Untertitelt ist Lene Gammelgaards Bericht über ihre Teilnahme an der Sagarmatha-Umweltexpedition vom 1996 mit „Wie ich die Tragödie am Mount Everest überlebte“. Die knappe Antwort darauf ist: mit Glück. Sehr viel Glück.

Einen Achttausender zu besteigen ist kein Zuckerschlecken – das weiß auch die erfahrene dänische Bergsteigerin, als sie beschließt, gemeinsam mit einem Team um die Firma ‚Mountain Madness‘ des bekannten Bergsteigers Scott Fischer den Chomolungma oder Mount Everest zu besteigen.

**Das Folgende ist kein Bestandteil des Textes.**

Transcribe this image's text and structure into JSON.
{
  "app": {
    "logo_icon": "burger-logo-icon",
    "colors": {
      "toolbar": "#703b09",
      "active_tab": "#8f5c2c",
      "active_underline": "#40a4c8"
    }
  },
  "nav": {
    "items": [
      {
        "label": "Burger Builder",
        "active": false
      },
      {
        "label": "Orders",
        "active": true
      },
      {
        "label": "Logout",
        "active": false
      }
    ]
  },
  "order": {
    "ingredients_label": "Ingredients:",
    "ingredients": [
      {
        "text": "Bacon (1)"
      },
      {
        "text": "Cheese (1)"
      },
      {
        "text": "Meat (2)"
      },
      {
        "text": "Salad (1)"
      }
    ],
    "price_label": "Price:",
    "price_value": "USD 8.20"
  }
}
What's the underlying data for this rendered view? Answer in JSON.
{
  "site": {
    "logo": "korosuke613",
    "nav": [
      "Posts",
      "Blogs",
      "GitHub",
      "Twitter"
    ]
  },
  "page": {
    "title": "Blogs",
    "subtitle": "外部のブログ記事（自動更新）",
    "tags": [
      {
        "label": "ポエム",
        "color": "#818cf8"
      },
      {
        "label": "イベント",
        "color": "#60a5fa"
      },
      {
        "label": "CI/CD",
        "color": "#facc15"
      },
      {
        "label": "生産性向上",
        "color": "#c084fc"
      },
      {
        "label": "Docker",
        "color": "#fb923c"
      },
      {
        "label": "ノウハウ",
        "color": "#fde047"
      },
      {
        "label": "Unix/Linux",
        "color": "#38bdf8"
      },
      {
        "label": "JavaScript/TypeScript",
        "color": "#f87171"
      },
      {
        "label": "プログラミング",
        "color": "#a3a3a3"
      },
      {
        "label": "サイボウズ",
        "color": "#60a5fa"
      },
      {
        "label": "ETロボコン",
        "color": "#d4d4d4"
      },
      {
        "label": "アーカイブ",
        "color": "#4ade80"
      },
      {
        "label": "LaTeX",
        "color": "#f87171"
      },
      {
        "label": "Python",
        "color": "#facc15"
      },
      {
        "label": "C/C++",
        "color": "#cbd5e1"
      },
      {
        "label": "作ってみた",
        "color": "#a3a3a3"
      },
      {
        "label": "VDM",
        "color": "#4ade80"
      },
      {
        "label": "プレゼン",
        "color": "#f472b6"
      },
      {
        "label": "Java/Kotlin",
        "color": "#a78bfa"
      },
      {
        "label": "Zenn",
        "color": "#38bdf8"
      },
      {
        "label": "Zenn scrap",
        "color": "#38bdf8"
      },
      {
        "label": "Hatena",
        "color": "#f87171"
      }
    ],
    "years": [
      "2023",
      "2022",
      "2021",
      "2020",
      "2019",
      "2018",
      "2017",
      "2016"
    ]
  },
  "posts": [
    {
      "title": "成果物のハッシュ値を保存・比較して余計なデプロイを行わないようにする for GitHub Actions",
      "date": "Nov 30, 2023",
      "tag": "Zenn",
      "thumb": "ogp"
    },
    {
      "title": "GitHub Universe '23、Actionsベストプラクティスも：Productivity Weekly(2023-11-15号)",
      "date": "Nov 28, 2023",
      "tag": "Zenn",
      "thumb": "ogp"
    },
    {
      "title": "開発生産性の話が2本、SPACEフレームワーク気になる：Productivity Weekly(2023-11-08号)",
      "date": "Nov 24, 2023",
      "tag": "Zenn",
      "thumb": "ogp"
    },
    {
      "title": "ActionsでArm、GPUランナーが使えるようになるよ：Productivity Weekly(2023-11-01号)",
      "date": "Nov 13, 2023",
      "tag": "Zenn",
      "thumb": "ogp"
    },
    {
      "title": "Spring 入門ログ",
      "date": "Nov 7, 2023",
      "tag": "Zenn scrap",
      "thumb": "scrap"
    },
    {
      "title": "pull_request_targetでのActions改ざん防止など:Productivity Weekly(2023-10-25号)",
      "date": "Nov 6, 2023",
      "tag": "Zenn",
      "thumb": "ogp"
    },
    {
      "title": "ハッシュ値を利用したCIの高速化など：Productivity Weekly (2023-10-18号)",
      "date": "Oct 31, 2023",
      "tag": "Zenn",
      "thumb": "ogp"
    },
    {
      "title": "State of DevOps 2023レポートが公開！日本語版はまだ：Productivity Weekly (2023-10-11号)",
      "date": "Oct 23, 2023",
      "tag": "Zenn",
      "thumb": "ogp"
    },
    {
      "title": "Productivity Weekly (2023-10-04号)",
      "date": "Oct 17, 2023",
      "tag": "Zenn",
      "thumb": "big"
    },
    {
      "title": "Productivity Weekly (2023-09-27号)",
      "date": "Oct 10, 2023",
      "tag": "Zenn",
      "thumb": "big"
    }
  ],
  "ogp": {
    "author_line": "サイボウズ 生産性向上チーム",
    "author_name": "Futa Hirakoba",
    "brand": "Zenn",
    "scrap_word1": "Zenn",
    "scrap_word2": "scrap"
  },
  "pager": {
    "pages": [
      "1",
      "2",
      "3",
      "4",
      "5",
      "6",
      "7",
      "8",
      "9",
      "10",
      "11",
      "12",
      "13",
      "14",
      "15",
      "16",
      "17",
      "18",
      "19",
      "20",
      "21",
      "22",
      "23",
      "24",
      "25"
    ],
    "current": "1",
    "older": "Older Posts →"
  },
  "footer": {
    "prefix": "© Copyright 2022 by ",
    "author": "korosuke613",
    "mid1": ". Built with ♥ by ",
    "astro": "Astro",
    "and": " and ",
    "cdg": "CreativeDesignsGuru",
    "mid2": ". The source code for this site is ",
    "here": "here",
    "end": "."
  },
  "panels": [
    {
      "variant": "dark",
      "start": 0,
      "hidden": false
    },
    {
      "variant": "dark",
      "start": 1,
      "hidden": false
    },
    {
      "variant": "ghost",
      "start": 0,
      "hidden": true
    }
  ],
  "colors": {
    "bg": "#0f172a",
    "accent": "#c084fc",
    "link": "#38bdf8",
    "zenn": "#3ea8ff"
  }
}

Sie will die erste Dänin auf dem Dach der Welt werden – und heil wieder herunter kommen, das ist von Tag 1 ihres Trainings ihr wichtigstes Mantra.

Lene Gammelgaard – Die letzte Herausforderung

Neben der Besteigung des höchsten Berges auf unserem Planeten, vorzugsweise ohne Sauerstoff, haben es sich die Teilnehmer der Expedition zum Ziel gesetzt, etwas von dem dort angesammelten Müll vom Berg zu tragen. Denn die Höhen des Himalaya sind längst nicht mehr jungfräulich – nicht nur weniger glückliche Bergsteiger kann man schockgefroren in den kalten Gräbern des Berges vorfinden, vor allem haben die Expeditionen ihren Müll, insbesondere Unmengen von Sauerstofflaschen zurückgelassen.

Gammelgaard berichtet in einer Art Tagebuch von den Anfängen des Projektes Mount Everest bis zu den ebenso berauschenden wie extrem harten Tagen des Kletterns, die sie über ihre körperlichen und geistigen Grenzen hinaus belasten. Sie erzählt von der Kameradschaft in ihrem Team, den großartigen Menschen, die sie trifft, von der eingeschworenen Gemeinschaft der Profibergsteiger, von den menschlichen Problemen, die diese mit sich herumtragen; vergisst darüber auch nicht die Sherpas, ohne die diese prestigeträchtigen Unternehmungen unmöglich wären.

Vor allem aber wird bei der Lektüre ihres Reiseberichtes klar, was für ein Irrwitz eine Himalayaexpedition eigentlich ist, welch schier übermenschliche Leistungen die Teilnehmer erbringen, welch absurde Risiken sie in ihrer Begeisterung für die Grenzerfahrung eingehen. Dass jegliche noch so gute Planung von den Unwägbarkeiten eines gnadenlosen Wetters binnen Sekunden umgeworfen werden kann, jahrelange Vorbereitung mit einer Windbö in 7900 Metern Höhe in der Katastrophe enden kann… dass die körperliche und geistige Leistungsfähigkeit eines einzelnen ein ganzes Team in Lebensgefahr bringen kann, all das verankert die Autorin unprätentiös und wirkungsvoll in ihrem knappen, sachlichen Stil im Gehirn des Lesers.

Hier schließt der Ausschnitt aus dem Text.